As for the rest, I don't recall Serbia ever attacking the US or any US interests or allies, unless you believe Bosniak and Kosovar Muslims are honorary US citizens. Nor did Saddam Hussein's Iraq have anything to do with 9/11, he was a red herring used by the Bush administration to protect Bush's friends in Saudi Arabia. The same applies to Assad in Syria - how did Al Nusra Sunni rebels come to be seen as honorary US citizens in need of our protection?
We all know who Pat thinks got us into all these wars.
Terrorist organizations always have the backing of some government or other. Iran has been the longest at it, even openly.
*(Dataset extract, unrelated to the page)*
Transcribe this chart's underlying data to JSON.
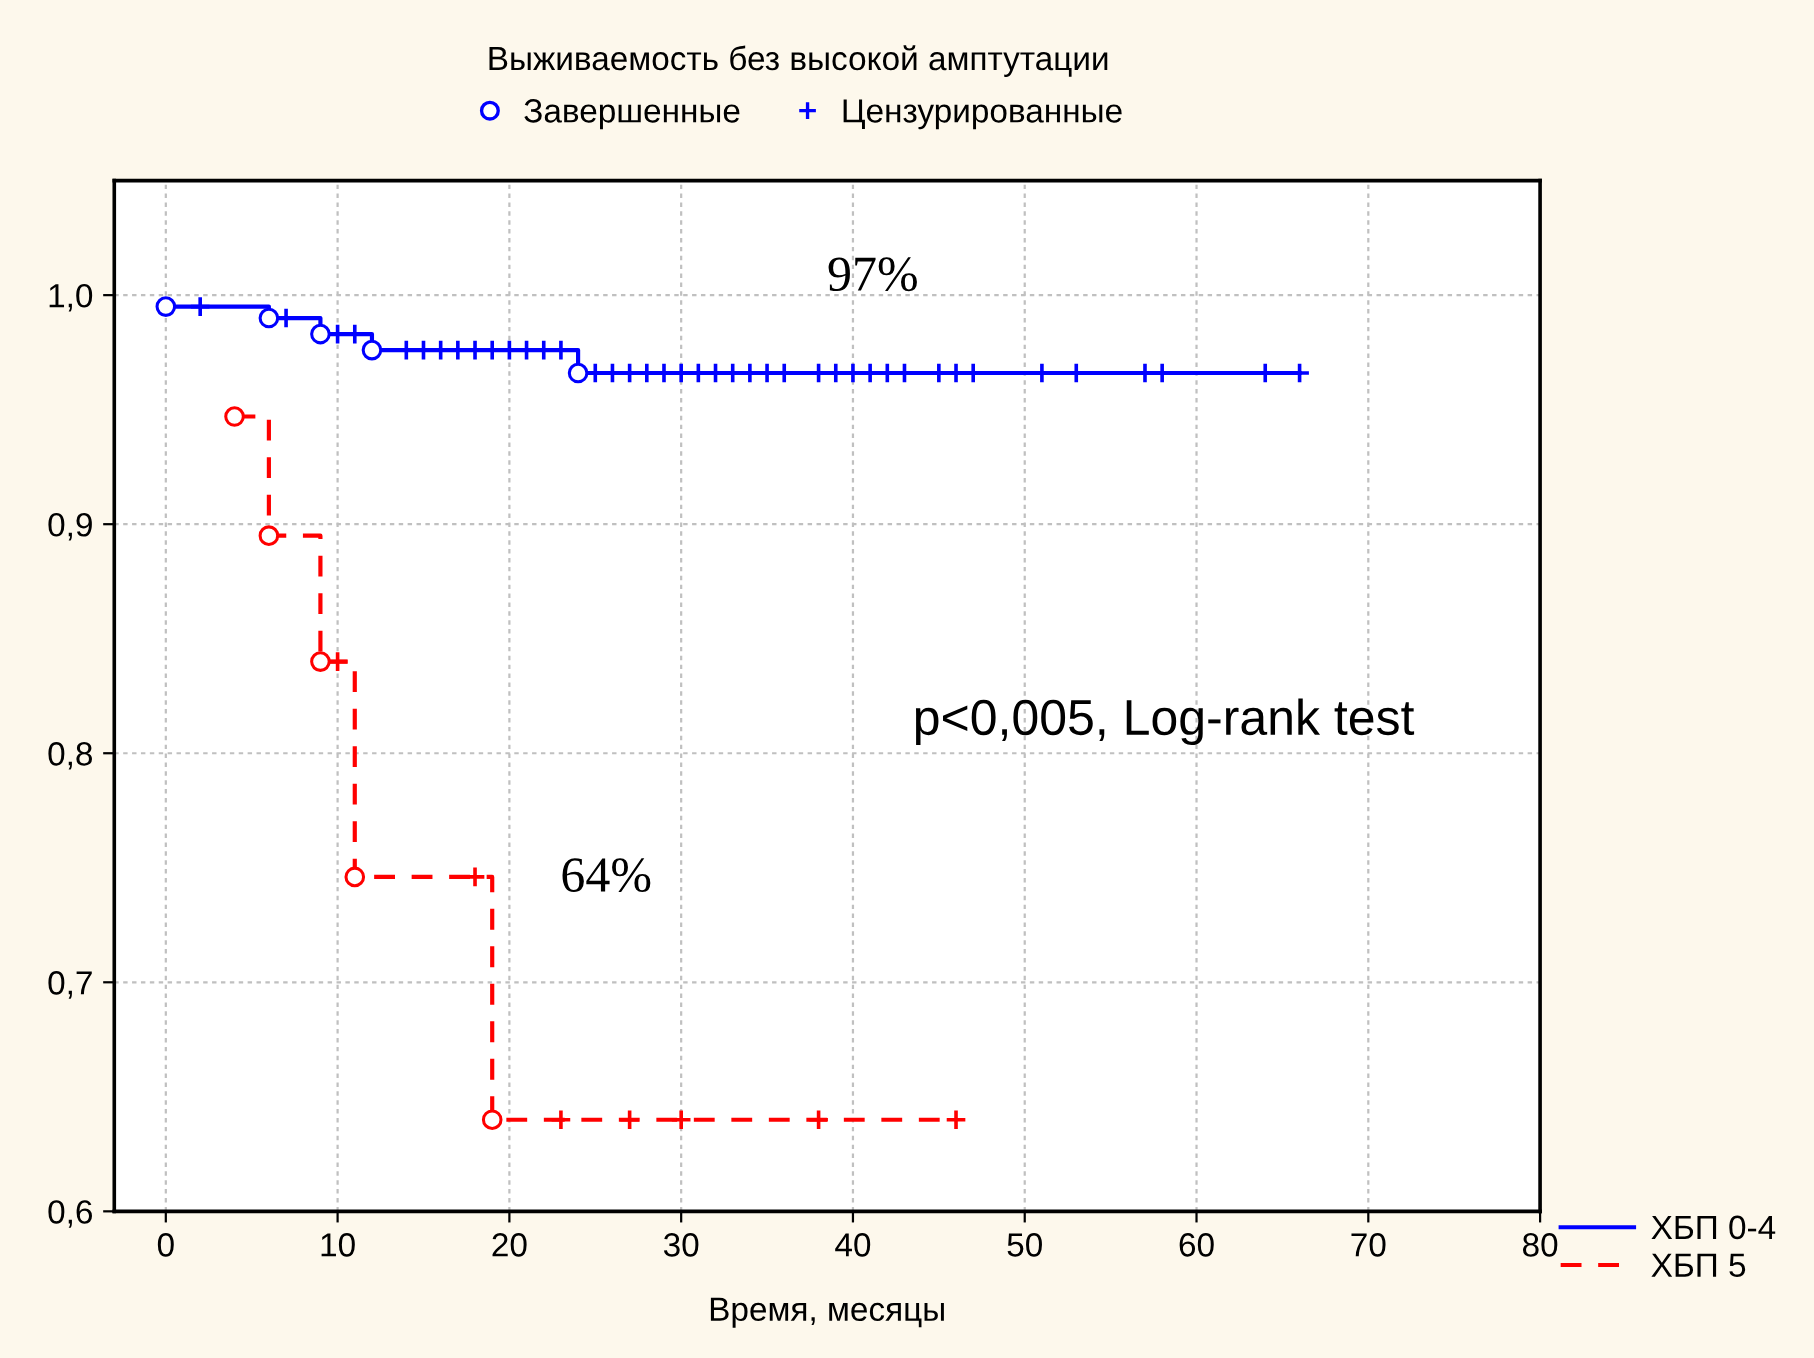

Red China, North Korea and Russia have been the biggest friends of Iran, with the European Union (under Germanys de facto leadership) close behind.
The only attacks on US soldiers and civilians were carried out by terrorist organizations
At no point in history has any government ever wanted its people to be defenseless for any good reason ~ nully's son
Nut-job Conspiracy Theory Ping!
To get onto The Nut-job Conspiracy Theory Ping List you must threaten to report me to the Mods if I don't add you to the list...
Haas is a UNIPARTY/UNIWORLD POS.
FURH
Rumps response was spot on
In this article he's doing just that, contradicting himself. Pat needs to go back and read his own books, several of which point out that the change in immigration policy is what has contributed mightily to our becoming a fragmented nation every bit as much as the democrat politics of division has. Either that or tell us straight out that several of his books were simply intended to pander to popular opinion and he doesn't really believe what said therein.
Shouldn’t the questions be: Why are they endless wars; and if we are not in it to win it, why go in?
That’s actually a pretty good description of Hilter. What’s your objection to it?